Dataset Method ARI↑ (with BG) mSC↑ (with BG)
ObjectsRoom INVSA 0.66±0.12 0.68±0.07
ObjectsRoom COCA-Net 0.95±0.01 0.87±0.02
Multi-dSprites BOQSA 0.34±0.06 0.56±0.02
Multi-dSprites COCA-Net 0.98±0.00 0.96±0.00

Encoder-Side Evaluation

COCA-Net's encoder-side segmentation also significantly outperforms competing methods, such as achieving an ENC-FG ARI of 0.82 on ShapeStacks compared to BOQSA's 0.49 (a gain of approximately 67%).

Key Findings

  • COCA-Net outperforms or is on par with the state-of-the-art across almost all datasets and metrics, displaying extremely low variance (high robustness).
  • The performance is particularly outstanding in segmentation that includes backgrounds, showing an approximate 30% ARI improvement over the runner-up on ObjectsRoom.
  • High-quality segmentation masks can be produced directly from the encoder side, demonstrating that the COCA-Net encoder can independently serve as an object-centric feature extractor.
  • The sole weakness is the ARI with background on ShapeStacks (0.31), which occurs because this dataset groups all backgrounds into a single ground truth mask, whereas COCA-Net correctly segments multiple distinct background regions.

Highlights & Insights

  1. Elegant integration of physical intuition and deep learning: Compactness is an intuitively clear physical quantity.
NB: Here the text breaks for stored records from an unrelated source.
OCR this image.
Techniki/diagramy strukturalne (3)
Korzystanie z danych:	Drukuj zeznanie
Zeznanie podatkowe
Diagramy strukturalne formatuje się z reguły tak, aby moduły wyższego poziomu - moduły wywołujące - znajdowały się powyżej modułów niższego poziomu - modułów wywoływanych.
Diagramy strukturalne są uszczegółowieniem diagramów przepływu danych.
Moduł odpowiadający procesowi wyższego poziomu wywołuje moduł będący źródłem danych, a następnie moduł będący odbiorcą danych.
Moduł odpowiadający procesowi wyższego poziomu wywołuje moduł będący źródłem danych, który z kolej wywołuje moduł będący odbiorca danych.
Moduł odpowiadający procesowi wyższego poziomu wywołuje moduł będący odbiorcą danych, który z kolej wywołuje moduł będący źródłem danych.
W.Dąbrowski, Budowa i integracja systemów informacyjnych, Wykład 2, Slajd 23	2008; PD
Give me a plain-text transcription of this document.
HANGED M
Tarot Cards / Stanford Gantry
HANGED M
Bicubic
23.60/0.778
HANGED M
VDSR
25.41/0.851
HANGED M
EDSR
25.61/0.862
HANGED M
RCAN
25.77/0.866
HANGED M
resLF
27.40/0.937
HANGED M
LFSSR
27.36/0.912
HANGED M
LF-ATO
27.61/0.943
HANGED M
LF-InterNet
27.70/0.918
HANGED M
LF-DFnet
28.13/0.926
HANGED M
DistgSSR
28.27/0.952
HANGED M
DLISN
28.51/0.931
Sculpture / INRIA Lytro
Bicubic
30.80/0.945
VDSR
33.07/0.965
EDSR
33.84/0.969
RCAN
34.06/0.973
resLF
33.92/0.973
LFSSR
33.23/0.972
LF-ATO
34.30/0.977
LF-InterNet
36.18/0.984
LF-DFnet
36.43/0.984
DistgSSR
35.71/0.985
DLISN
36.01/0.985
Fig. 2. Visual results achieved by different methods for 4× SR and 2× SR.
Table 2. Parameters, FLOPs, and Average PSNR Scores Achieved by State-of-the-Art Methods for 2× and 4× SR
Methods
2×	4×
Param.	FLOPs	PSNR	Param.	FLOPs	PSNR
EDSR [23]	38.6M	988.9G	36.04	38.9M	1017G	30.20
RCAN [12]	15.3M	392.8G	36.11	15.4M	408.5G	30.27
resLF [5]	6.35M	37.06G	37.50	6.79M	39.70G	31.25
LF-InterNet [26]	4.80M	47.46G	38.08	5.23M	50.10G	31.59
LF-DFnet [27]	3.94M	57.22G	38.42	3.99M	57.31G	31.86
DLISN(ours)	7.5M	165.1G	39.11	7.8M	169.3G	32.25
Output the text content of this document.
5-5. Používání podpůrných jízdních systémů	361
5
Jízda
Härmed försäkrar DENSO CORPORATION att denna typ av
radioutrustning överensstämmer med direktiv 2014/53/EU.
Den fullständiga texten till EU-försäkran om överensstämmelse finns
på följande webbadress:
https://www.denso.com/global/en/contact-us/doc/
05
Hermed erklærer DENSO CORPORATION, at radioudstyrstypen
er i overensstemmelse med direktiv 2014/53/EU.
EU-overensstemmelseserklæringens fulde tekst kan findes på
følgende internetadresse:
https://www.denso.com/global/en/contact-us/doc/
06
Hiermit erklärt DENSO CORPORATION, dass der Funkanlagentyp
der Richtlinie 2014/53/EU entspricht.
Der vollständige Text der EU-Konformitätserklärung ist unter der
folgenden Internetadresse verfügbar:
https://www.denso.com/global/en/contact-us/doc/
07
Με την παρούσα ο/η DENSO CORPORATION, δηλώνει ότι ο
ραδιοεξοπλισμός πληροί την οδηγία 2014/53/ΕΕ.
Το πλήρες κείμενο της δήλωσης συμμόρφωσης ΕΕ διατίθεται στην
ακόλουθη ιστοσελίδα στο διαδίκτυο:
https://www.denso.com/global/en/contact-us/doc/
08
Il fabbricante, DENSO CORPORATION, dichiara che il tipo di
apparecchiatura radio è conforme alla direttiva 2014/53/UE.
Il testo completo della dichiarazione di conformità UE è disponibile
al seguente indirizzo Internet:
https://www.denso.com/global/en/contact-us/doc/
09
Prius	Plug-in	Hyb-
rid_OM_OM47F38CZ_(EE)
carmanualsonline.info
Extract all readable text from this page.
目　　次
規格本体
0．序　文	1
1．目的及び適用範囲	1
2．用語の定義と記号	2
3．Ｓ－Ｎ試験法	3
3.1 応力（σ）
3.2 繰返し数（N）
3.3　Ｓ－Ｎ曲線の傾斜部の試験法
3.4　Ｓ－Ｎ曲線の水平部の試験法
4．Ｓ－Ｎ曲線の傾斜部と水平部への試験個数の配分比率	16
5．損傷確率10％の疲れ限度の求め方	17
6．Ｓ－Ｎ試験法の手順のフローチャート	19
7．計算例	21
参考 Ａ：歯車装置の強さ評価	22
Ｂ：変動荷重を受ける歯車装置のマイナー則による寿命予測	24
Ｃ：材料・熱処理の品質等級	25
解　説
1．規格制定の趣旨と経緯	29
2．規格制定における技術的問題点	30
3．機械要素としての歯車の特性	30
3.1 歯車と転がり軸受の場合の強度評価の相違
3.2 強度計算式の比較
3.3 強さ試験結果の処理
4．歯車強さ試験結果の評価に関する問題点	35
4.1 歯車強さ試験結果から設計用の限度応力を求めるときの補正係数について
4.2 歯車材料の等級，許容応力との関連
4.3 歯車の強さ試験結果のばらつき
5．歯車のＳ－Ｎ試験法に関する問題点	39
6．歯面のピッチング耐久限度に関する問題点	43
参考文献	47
Embedding it as a differentiable operation within the network offers greater interpretability than purely data-driven methods.
  2. Paradigm shift from K-Means to HAC: Moving away from the K-Means framework of the Slot Attention family, the use of hierarchical agglomerative clustering avoids fundamental issues such as initialization sensitivity and preset cluster counts.
  3. High-quality encoder-side segmentation: While existing methods almost exclusively evaluate decoder-side masks, the dendrogram from the COCA-Net encoder inherently delivers high-quality results, opening up possibilities for its use as a feature extractor in downstream tasks.

Limitations & Future Work

  • Currently validated only on synthetic datasets, with its performance in real-world complex scenes yet to be demonstrated.
  • The hyperparameters of the hierarchical structure (e.g., window size, number of layers) require dataset-specific tuning.
  • The compactness assumption may not hold for concave or ring-shaped objects.
  • Future work could explore combining the COCA encoder with more powerful decoders (e.g., diffusion models).
  • Slot Attention: The direct baseline of comparison; COCA resolves its routing problem.
  • GENv2 / BOQSA: Sequential Slot models and improved SA, both acting as primary baselines.
  • TokenCut: This method utilizes graph-clustering-based unsupervised object discovery with pre-trained backbones.
  • Insights: The physical inductive bias of compactness may serve as a valuable reference for other computer vision tasks requiring spatial priors.

Rating

⭐⭐⭐⭐ — Proposes a novel and effective paradigm shift in unsupervised object-centric learning. The integration of physical intuition and network design is elegant, with thorough experiments, though it lacks real-world validation.